Mondial de handball : et si les Bleus étaient finalement champions du monde ?

L’équipe de France qui défie la Hongrie ce mercredi en quart de finale du Championnat du monde commence à se dire qu’un titre de champion du monde dans quelques jours n’est plus impossible.
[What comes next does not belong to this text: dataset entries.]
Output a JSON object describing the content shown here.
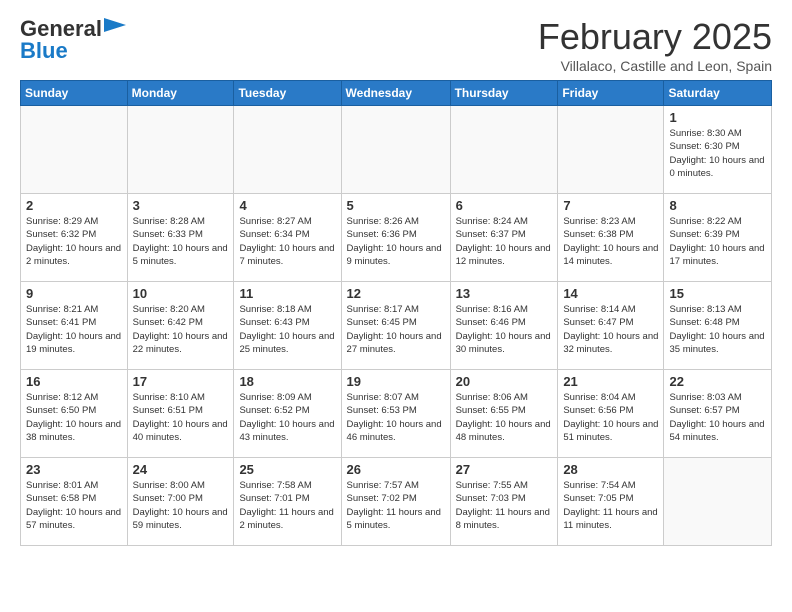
{
  "header": {
    "logo_general": "General",
    "logo_blue": "Blue",
    "title": "February 2025",
    "subtitle": "Villalaco, Castille and Leon, Spain"
  },
  "days_of_week": [
    "Sunday",
    "Monday",
    "Tuesday",
    "Wednesday",
    "Thursday",
    "Friday",
    "Saturday"
  ],
  "weeks": [
    [
      {
        "day": "",
        "info": ""
      },
      {
        "day": "",
        "info": ""
      },
      {
        "day": "",
        "info": ""
      },
      {
        "day": "",
        "info": ""
      },
      {
        "day": "",
        "info": ""
      },
      {
        "day": "",
        "info": ""
      },
      {
        "day": "1",
        "info": "Sunrise: 8:30 AM\nSunset: 6:30 PM\nDaylight: 10 hours and 0 minutes."
      }
    ],
    [
      {
        "day": "2",
        "info": "Sunrise: 8:29 AM\nSunset: 6:32 PM\nDaylight: 10 hours and 2 minutes."
      },
      {
        "day": "3",
        "info": "Sunrise: 8:28 AM\nSunset: 6:33 PM\nDaylight: 10 hours and 5 minutes."
      },
      {
        "day": "4",
        "info": "Sunrise: 8:27 AM\nSunset: 6:34 PM\nDaylight: 10 hours and 7 minutes."
      },
      {
        "day": "5",
        "info": "Sunrise: 8:26 AM\nSunset: 6:36 PM\nDaylight: 10 hours and 9 minutes."
      },
      {
        "day": "6",
        "info": "Sunrise: 8:24 AM\nSunset: 6:37 PM\nDaylight: 10 hours and 12 minutes."
      },
      {
        "day": "7",
        "info": "Sunrise: 8:23 AM\nSunset: 6:38 PM\nDaylight: 10 hours and 14 minutes."
      },
      {
        "day": "8",
        "info": "Sunrise: 8:22 AM\nSunset: 6:39 PM\nDaylight: 10 hours and 17 minutes."
      }
    ],
    [
      {
        "day": "9",
        "info": "Sunrise: 8:21 AM\nSunset: 6:41 PM\nDaylight: 10 hours and 19 minutes."
      },
      {
        "day": "10",
        "info": "Sunrise: 8:20 AM\nSunset: 6:42 PM\nDaylight: 10 hours and 22 minutes."
      },
      {
        "day": "11",
        "info": "Sunrise: 8:18 AM\nSunset: 6:43 PM\nDaylight: 10 hours and 25 minutes."
      },
      {
        "day": "12",
        "info": "Sunrise: 8:17 AM\nSunset: 6:45 PM\nDaylight: 10 hours and 27 minutes."
      },
      {
        "day": "13",
        "info": "Sunrise: 8:16 AM\nSunset: 6:46 PM\nDaylight: 10 hours and 30 minutes."
      },
      {
        "day": "14",
        "info": "Sunrise: 8:14 AM\nSunset: 6:47 PM\nDaylight: 10 hours and 32 minutes."
      },
      {
        "day": "15",
        "info": "Sunrise: 8:13 AM\nSunset: 6:48 PM\nDaylight: 10 hours and 35 minutes."
      }
    ],
    [
      {
        "day": "16",
        "info": "Sunrise: 8:12 AM\nSunset: 6:50 PM\nDaylight: 10 hours and 38 minutes."
      },
      {
        "day": "17",
        "info": "Sunrise: 8:10 AM\nSunset: 6:51 PM\nDaylight: 10 hours and 40 minutes."
      },
      {
        "day": "18",
        "info": "Sunrise: 8:09 AM\nSunset: 6:52 PM\nDaylight: 10 hours and 43 minutes."
      },
      {
        "day": "19",
        "info": "Sunrise: 8:07 AM\nSunset: 6:53 PM\nDaylight: 10 hours and 46 minutes."
      },
      {
        "day": "20",
        "info": "Sunrise: 8:06 AM\nSunset: 6:55 PM\nDaylight: 10 hours and 48 minutes."
      },
      {
        "day": "21",
        "info": "Sunrise: 8:04 AM\nSunset: 6:56 PM\nDaylight: 10 hours and 51 minutes."
      },
      {
        "day": "22",
        "info": "Sunrise: 8:03 AM\nSunset: 6:57 PM\nDaylight: 10 hours and 54 minutes."
      }
    ],
    [
      {
        "day": "23",
        "info": "Sunrise: 8:01 AM\nSunset: 6:58 PM\nDaylight: 10 hours and 57 minutes."
      },
      {
        "day": "24",
        "info": "Sunrise: 8:00 AM\nSunset: 7:00 PM\nDaylight: 10 hours and 59 minutes."
      },
      {
        "day": "25",
        "info": "Sunrise: 7:58 AM\nSunset: 7:01 PM\nDaylight: 11 hours and 2 minutes."
      },
      {
        "day": "26",
        "info": "Sunrise: 7:57 AM\nSunset: 7:02 PM\nDaylight: 11 hours and 5 minutes."
      },
      {
        "day": "27",
        "info": "Sunrise: 7:55 AM\nSunset: 7:03 PM\nDaylight: 11 hours and 8 minutes."
      },
      {
        "day": "28",
        "info": "Sunrise: 7:54 AM\nSunset: 7:05 PM\nDaylight: 11 hours and 11 minutes."
      },
      {
        "day": "",
        "info": ""
      }
    ]
  ]
}
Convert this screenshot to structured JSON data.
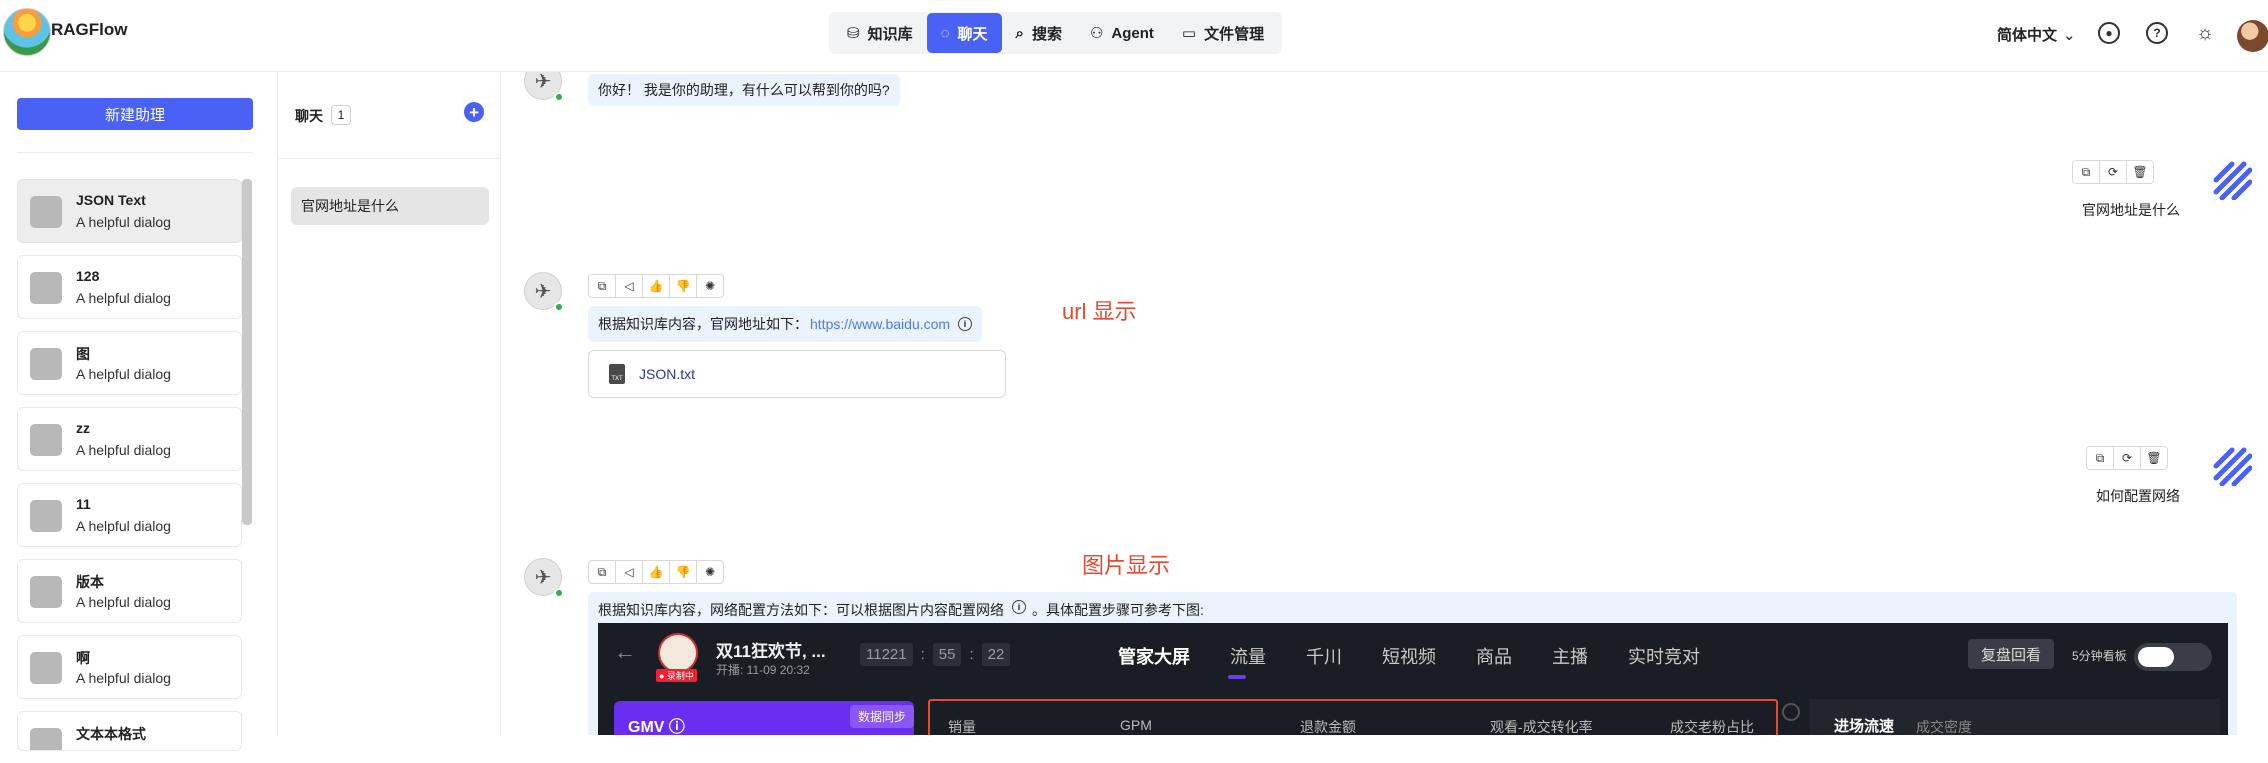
{
  "app": {
    "name": "RAGFlow"
  },
  "nav": [
    {
      "label": "知识库",
      "icon": "database-icon",
      "glyph": "⛁",
      "active": false
    },
    {
      "label": "聊天",
      "icon": "chat-icon",
      "glyph": "◌",
      "active": true
    },
    {
      "label": "搜索",
      "icon": "search-icon",
      "glyph": "⌕",
      "active": false
    },
    {
      "label": "Agent",
      "icon": "agent-icon",
      "glyph": "⚇",
      "active": false
    },
    {
      "label": "文件管理",
      "icon": "folder-icon",
      "glyph": "▭",
      "active": false
    }
  ],
  "header": {
    "language": "简体中文",
    "icons": [
      "github-icon",
      "help-icon",
      "theme-icon"
    ]
  },
  "sidebar": {
    "new_button": "新建助理",
    "assistants": [
      {
        "name": "JSON Text",
        "desc": "A helpful dialog",
        "active": true
      },
      {
        "name": "128",
        "desc": "A helpful dialog"
      },
      {
        "name": "图",
        "desc": "A helpful dialog"
      },
      {
        "name": "zz",
        "desc": "A helpful dialog"
      },
      {
        "name": "11",
        "desc": "A helpful dialog"
      },
      {
        "name": "版本",
        "desc": "A helpful dialog"
      },
      {
        "name": "啊",
        "desc": "A helpful dialog"
      },
      {
        "name": "文本本格式",
        "desc": ""
      }
    ]
  },
  "chat_panel": {
    "title": "聊天",
    "count": "1",
    "conversations": [
      "官网地址是什么"
    ]
  },
  "messages": {
    "greeting": "你好！ 我是你的助理，有什么可以帮到你的吗?",
    "user1": "官网地址是什么",
    "answer1_prefix": "根据知识库内容，官网地址如下：",
    "answer1_link": "https://www.baidu.com",
    "answer1_file": "JSON.txt",
    "user2": "如何配置网络",
    "answer2_text": "根据知识库内容，网络配置方法如下：可以根据图片内容配置网络",
    "answer2_suffix": "。具体配置步骤可参考下图:",
    "annotation_url": "url 显示",
    "annotation_image": "图片显示"
  },
  "embedded_image": {
    "title": "双11狂欢节, ...",
    "subtitle": "开播: 11-09 20:32",
    "live_badge": "● 录制中",
    "timer": [
      "11221",
      "55",
      "22"
    ],
    "tabs": [
      "管家大屏",
      "流量",
      "千川",
      "短视频",
      "商品",
      "主播",
      "实时竞对"
    ],
    "replay": "复盘回看",
    "mini_label": "5分钟看板",
    "gmv_label": "GMV ⓘ",
    "sync_label": "数据同步",
    "metrics": [
      "销量",
      "GPM",
      "退款金额",
      "观看-成交转化率",
      "成交老粉占比"
    ],
    "right_tab_a": "进场流速",
    "right_tab_b": "成交密度"
  }
}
 Les Bleus, emmenés par Nedim Remili, espèrent secrètement ramener un 7e titre de champion du monde à la France.
Les Bleus, emmenés par Nedim Remili, espèrent secrètement ramener un 7e titre de champion du monde à la France. AFP/Anne-Christine Poujoulat

On doutait, au moment d'embarquer pour l'Egypte il y a deux semaines, de leur capacité à aller loin dans le Mondial. Un an après un fiasco européen (14e), une année sans match, l'absence de Nikola Karabatic et deux rencontres en apéritif inquiétantes face à la Serbie, le Bleu se portait pâle. Mais ça, c'était avant. La France au fil de six matchs pour autant de victoires au pied des Pyramides a repris des couleurs. Elle n'est certes pas toujours flamboyante, mais pour la 14e fois de suite, elle est au rendez-vous du quart de finale d'un Mondial. Ce sera face à la Hongrie ce mercredi (20h30 sur beIN Sport 1 et TFX).

Depuis 1993, elle n'a jamais raté le grand huit planétaire et par conséquent, une question se pose, une interrogation légitimée par une prometteuse victoire dimanche soir face au Portugal (32-23). Et si les Bleus redevenaient champions du monde pour la 7e fois de l'histoire? L hypothèse redevient crédible.

« Maintenant que l'équipe est en quart, bien sûr qu'aller au bout nous trotte dans la tête, prévient Dika Mem. On partait de si loin… La France a été la meilleure nation mondiale, mais depuis deux ans, elle n'est plus au niveau. Notre objectif est déjà de gratter une médaille. Cela montrera à tous que l'équipe de France n'est pas finie. »

Fini le temps des «Experts»

Ces Bleus-là, mélange de briscards multimédaillés (Guigou, Abalo) et de jeunes loups ambitieux, ne veulent plus qu'on les appelle « Les Experts », un nom d'un autre temps. Ils veulent écrire leur propre histoire à compter de ce Mondial fondateur quoiqu'il arrive ce mercredi : « La construction d'un groupe nécessite des retards à l'allumage, reconnaît le sélectionneur Guillaume Gille. Ce groupe a encore besoin de trouver son chemin, mais il avance et est conscient de ses capacités à bien jouer. »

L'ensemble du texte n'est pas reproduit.